On Feb 8, a jury trial in the Southern District of New York reached a verdict in Hermès’ lawsuit against MetaBirkins. The court ruled that artist Mason Rothschild had violated the trademark protections of the brand Hermès. Rothschild’s 100 “Metabirkins” NFTs were found to not be artistic commentary and therefore not protected by the First Amendment of the United States Constitution.
According to a report by Vogue Business, a nine-member jury found Rothschild liable for trademark infringement, trademark dilution, and “cybersquatting,” awarding Hermès $133,000 in damages. Notably, the decision marks the first time the relationship between digital art, NFTs, and physical fashion has been addressed in court. Hermès argued that NFTs represent a new product category, while Rothschild argued that there is no such thing as a digital twin. Rothschild said he plans to appeal the verdict.
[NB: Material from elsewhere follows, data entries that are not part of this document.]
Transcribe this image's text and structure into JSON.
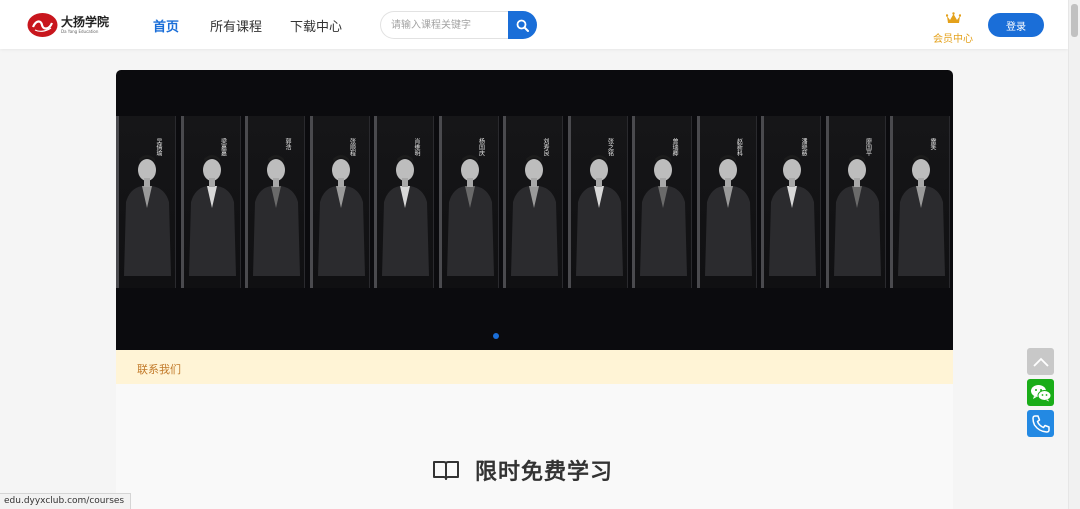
{
  "header": {
    "logo_cn": "大扬学院",
    "logo_en": "Da Yang Education",
    "nav": [
      {
        "label": "首页",
        "active": true
      },
      {
        "label": "所有课程",
        "active": false
      },
      {
        "label": "下载中心",
        "active": false
      }
    ],
    "search_placeholder": "请输入课程关键字",
    "search_icon": "search-icon",
    "vip_label": "会员中心",
    "vip_icon": "crown-icon",
    "login_label": "登录"
  },
  "banner": {
    "people": [
      "吴倩瑜",
      "梁嘉嘉",
      "郭浩",
      "张顺程",
      "肖维明",
      "杨国庆",
      "刘寿良",
      "张之铭",
      "曾瑞卿",
      "赵新科",
      "潘晓慈",
      "廖国平",
      "雷笑"
    ],
    "carousel_active": 1,
    "carousel_total": 1
  },
  "contact": {
    "label": "联系我们"
  },
  "section": {
    "title": "限时免费学习",
    "icon": "book-icon"
  },
  "float_bar": {
    "icons": [
      "back-to-top-icon",
      "wechat-icon",
      "phone-icon"
    ]
  },
  "status_bar": {
    "url": "edu.dyyxclub.com/courses"
  },
  "colors": {
    "brand": "#1a6ed8",
    "vip": "#e4a11b",
    "contact_bg": "#fff4d6",
    "contact_text": "#c27a2a",
    "wechat": "#1aad19",
    "phone": "#2389e3"
  }
}
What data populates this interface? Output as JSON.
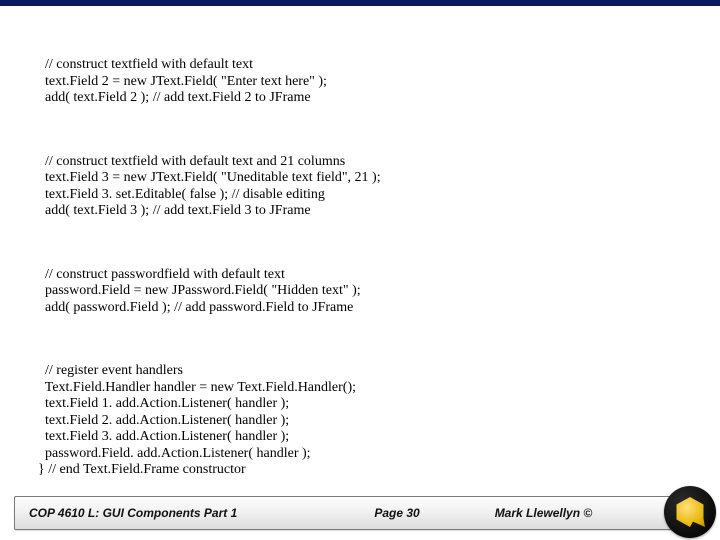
{
  "code": {
    "block1": {
      "l1": "  // construct textfield with default text",
      "l2": "  text.Field 2 = new JText.Field( \"Enter text here\" );",
      "l3": "  add( text.Field 2 ); // add text.Field 2 to JFrame"
    },
    "block2": {
      "l1": "  // construct textfield with default text and 21 columns",
      "l2": "  text.Field 3 = new JText.Field( \"Uneditable text field\", 21 );",
      "l3": "  text.Field 3. set.Editable( false ); // disable editing",
      "l4": "  add( text.Field 3 ); // add text.Field 3 to JFrame"
    },
    "block3": {
      "l1": "  // construct passwordfield with default text",
      "l2": "  password.Field = new JPassword.Field( \"Hidden text\" );",
      "l3": "  add( password.Field ); // add password.Field to JFrame"
    },
    "block4": {
      "l1": "  // register event handlers",
      "l2": "  Text.Field.Handler handler = new Text.Field.Handler();",
      "l3": "  text.Field 1. add.Action.Listener( handler );",
      "l4": "  text.Field 2. add.Action.Listener( handler );",
      "l5": "  text.Field 3. add.Action.Listener( handler );",
      "l6": "  password.Field. add.Action.Listener( handler );",
      "l7": "} // end Text.Field.Frame constructor"
    }
  },
  "footer": {
    "left": "COP 4610 L: GUI Components Part 1",
    "mid": "Page 30",
    "right": "Mark Llewellyn ©"
  }
}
In response to the court’s decision, the artist took to Twitter to express his disappointment. He shared:
“A broken justice system that doesn’t allow an art expert to speak on art but allows economists to speak on it. That’s what happened today. What happened today was wrong. What happened today will continue to happen if we don’t continue to fight. This is far from over.”
Take nine people off the street right now and ask them to tell you what art is but the kicker is whatever they say will now become the undisputed truth. That’s what happened today.
A multibillion dollar luxury fashion house who says they “care” about art and artists but..
— Mason Rothschild (@MasonRothschild) February 8, 2023
This case is expected to have far-reaching implications for the use of NFTs by artists and for the protection of intellectual property in the metaverse. Blockchain and tech lawyer Michael Kasdan, who has been following the case for a while, now shared his thoughts on the ruling on Twitter. According to Kasdan, “It would have been more surprising and a ‘bigger deal’ in terms of changing the status quo if Rothschild had won.”
I’m not terribly surprised the jury found for Hermes. And I think it was probably the right result. Anecdotally, when people I knew heard or saw “MetaBirkins,” many did think “Oh, that’s Hermes.”
— Michael Kasdan (@michaelkasdan) February 8, 2023
Related: Intellectual property has an awkward fit in Web3 decentralization — Lawyers
As previously reported by CoinStreetDaily, court documents filed on Jan. 23 revealed that Hermès believed that the collection improperly used the Birkin trademark and potentially confused customers into believing the luxury brand supported the project.
In September, CoinStreetDaily spoke to David Kappos, a partner at Cravath, Swaine & Moore LLP, who noted that the tension between intellectual property and decentralization does not have a clear solution. When asked about third parties creating digital artworks or wearables of branded products, Kappos advised that “an unlicensed implementer in a Web3 environment should refrain from creating a wearable that is confusingly similar to a brand owned by a third party — the same as in the real world.”